Командир Красной Армии
Часть 29 из 48 Информация о книге
Непейборода нашелся у вагонов с боеприпасами, где бойцы с матом грузили такие знакомые ящики к нашим зениткам.
– Старшина, через три часа дивизия снимается и уходит из леса. Рядом обнаружилась стоянка крупной танковой части немцев. Поэтому мы сюда не вернемся. Бери до предела, все равно часть груза понесут бойцы. Думай, что лучше взять. Про топливо не забудь.
– Ясно, товарищ лейтенант, все сделаем. Я уже кое-что погрузил в наши машины, чего нет в общем списке, потом доложу.
– Хорошо, работай. Нас не забудьте подхватить, мы в здании вокзала будем.
– Не забудем.
Вернувшись на вокзал, я принял у Бутова командование обороной, пока Васильев оформлял бумаги. Адель вышел и уехал в деревню – там разведчики что-то обнаружили.
Через час колонна до предела нагруженных машин выехала со станции, еще через пять минут нас догнали разведчики, а сзади появилось зарево. Адель, по приказу Васильева, поджег все, что мы оставили.
Добрались, вернее, вернулись мы почти благополучно. Только одна машина сломалась по пути, пришлось ее бросить, переместив груз в другие машины, в основном на мои зенитки, а то, что не смогли забрать, уничтожили. Но ничего, все же добрались. Причем вовремя. Люди уже были подняты и готовились выступать. Короткий отдых пошел на пользу.

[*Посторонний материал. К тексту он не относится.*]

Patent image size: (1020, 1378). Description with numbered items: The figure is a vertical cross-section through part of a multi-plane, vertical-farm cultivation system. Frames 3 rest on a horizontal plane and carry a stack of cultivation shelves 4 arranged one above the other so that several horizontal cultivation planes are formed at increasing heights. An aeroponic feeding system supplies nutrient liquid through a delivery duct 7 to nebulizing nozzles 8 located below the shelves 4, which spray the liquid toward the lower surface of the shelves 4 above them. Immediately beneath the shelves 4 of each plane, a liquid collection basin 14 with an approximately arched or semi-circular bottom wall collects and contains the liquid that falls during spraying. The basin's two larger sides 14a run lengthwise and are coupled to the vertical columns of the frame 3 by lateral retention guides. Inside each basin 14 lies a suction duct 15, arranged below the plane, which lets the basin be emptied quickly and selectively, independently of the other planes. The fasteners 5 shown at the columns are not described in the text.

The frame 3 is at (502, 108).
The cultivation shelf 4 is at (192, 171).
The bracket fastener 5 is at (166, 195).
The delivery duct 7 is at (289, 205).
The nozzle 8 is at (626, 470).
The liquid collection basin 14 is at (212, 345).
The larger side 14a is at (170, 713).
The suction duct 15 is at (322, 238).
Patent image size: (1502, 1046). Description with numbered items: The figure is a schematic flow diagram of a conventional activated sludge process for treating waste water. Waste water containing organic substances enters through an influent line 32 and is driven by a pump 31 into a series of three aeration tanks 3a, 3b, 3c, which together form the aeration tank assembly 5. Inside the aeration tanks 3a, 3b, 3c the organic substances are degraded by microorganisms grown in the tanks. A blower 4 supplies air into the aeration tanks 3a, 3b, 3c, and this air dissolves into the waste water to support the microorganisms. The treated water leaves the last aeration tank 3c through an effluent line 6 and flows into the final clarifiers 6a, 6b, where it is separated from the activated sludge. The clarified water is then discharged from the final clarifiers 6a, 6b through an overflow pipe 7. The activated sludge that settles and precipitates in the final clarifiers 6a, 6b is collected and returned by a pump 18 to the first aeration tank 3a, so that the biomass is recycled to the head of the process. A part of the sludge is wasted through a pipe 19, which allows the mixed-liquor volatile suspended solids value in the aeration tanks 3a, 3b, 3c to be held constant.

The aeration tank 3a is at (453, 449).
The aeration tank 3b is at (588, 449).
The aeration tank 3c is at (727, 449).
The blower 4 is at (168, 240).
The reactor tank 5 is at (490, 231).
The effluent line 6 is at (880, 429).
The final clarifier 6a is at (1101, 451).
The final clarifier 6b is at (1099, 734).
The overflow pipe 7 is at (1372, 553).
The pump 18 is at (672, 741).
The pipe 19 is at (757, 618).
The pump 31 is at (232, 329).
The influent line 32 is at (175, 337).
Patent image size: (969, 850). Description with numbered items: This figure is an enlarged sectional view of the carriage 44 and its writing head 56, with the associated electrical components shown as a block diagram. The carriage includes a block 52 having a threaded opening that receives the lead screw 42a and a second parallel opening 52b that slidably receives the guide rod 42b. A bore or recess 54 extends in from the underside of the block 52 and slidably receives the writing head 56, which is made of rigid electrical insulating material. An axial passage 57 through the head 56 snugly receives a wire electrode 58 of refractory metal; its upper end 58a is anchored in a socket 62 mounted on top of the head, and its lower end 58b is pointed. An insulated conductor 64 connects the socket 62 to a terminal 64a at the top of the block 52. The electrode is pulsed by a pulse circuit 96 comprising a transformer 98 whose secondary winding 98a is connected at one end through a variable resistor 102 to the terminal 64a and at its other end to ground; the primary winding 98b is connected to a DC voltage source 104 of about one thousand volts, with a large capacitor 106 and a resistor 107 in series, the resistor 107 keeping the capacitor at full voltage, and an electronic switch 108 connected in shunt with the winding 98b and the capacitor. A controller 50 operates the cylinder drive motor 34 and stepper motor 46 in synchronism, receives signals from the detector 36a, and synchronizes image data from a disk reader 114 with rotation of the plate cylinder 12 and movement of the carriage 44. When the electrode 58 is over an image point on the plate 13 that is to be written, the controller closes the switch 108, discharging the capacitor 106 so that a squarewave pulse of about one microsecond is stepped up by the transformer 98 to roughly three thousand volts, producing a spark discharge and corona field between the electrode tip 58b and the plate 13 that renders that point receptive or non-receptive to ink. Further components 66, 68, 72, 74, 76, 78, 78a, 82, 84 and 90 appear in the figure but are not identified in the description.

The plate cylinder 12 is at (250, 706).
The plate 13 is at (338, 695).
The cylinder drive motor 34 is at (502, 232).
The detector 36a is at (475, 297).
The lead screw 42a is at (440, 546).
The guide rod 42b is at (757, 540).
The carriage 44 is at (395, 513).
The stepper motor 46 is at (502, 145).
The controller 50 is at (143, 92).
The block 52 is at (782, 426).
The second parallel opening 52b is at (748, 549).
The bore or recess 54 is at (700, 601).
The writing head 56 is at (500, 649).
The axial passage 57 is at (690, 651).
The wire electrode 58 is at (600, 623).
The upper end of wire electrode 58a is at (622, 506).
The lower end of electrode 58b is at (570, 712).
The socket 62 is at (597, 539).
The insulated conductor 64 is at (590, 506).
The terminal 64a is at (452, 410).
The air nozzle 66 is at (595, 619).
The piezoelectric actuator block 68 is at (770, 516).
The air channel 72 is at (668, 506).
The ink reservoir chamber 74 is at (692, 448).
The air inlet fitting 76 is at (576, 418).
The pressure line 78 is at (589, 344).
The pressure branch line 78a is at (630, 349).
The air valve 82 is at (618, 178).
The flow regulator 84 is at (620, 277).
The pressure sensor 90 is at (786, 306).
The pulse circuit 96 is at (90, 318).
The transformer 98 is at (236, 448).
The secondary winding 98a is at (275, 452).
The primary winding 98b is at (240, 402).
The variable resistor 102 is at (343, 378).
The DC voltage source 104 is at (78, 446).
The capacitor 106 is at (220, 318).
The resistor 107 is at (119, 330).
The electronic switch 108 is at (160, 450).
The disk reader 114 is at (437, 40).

Выступили в четыре часа утра вместо запланированных трех. Причина банальна: нужно было частично разгрузить машины и распределить грузы между бойцами. А одеть семьсот с лишним человек в форму? Это моим хорошо. Им еще в первый приезд старшина прислал комплекты формы, и они были переодеты и вооружены, а остальных только начали обмундировывать.
Так что то, что уложились за час, это еще нормально. Главное, мои машины более-менее освободили, есть на чем везти боеприпасы, горючее и продовольствие. Из двадцати трех моторов, что были в дивизии, только моя «эмка» не приседала от груза. Да и то Непейборода в багажник умудрился впихнуть ящики с рыбными консервами да патронами к ТТ.
Но как бы то ни было, когда на небосклоне зажглась светлая полоска, предзнаменующая скорое появление солнца, дивизия потянулась из леса на дорогу, что вела в сторону фронта. Мы его, кстати, слышали. Едва доносившиеся раскаты глухо рокотали где-то вдали.
Предложенный мною способ охранения от воздушных налетов оказался удачным – и зенитчики сидят на своих местах готовые открыть огонь, и дивизия под прикрытием. К тому же мои бойцы провели ликбез простым стрелкам, объяснив, что и те своими винтовками вполне могут сбить немецкий самолет. Особенно если стрелять залпом. Вроде прониклись.
Я сидел на месте водителя, так хотел сам вести, хотя и заменил пятерых водил на некоторых зенитках и грузовиках на профессионалов; и снова был в красноармейской форме. Медведева зашила дыру и вернула мне гимнастерку, так что я сразу переоделся.
Утро сразу встретило нас неприятностями. Буквально через полтора часа, когда мы удалились от леса едва ли на восемь километров, появились первые немецкие бомбардировщики. А дальше начался ад – за один день нас бомбили и штурмовали восемь раз.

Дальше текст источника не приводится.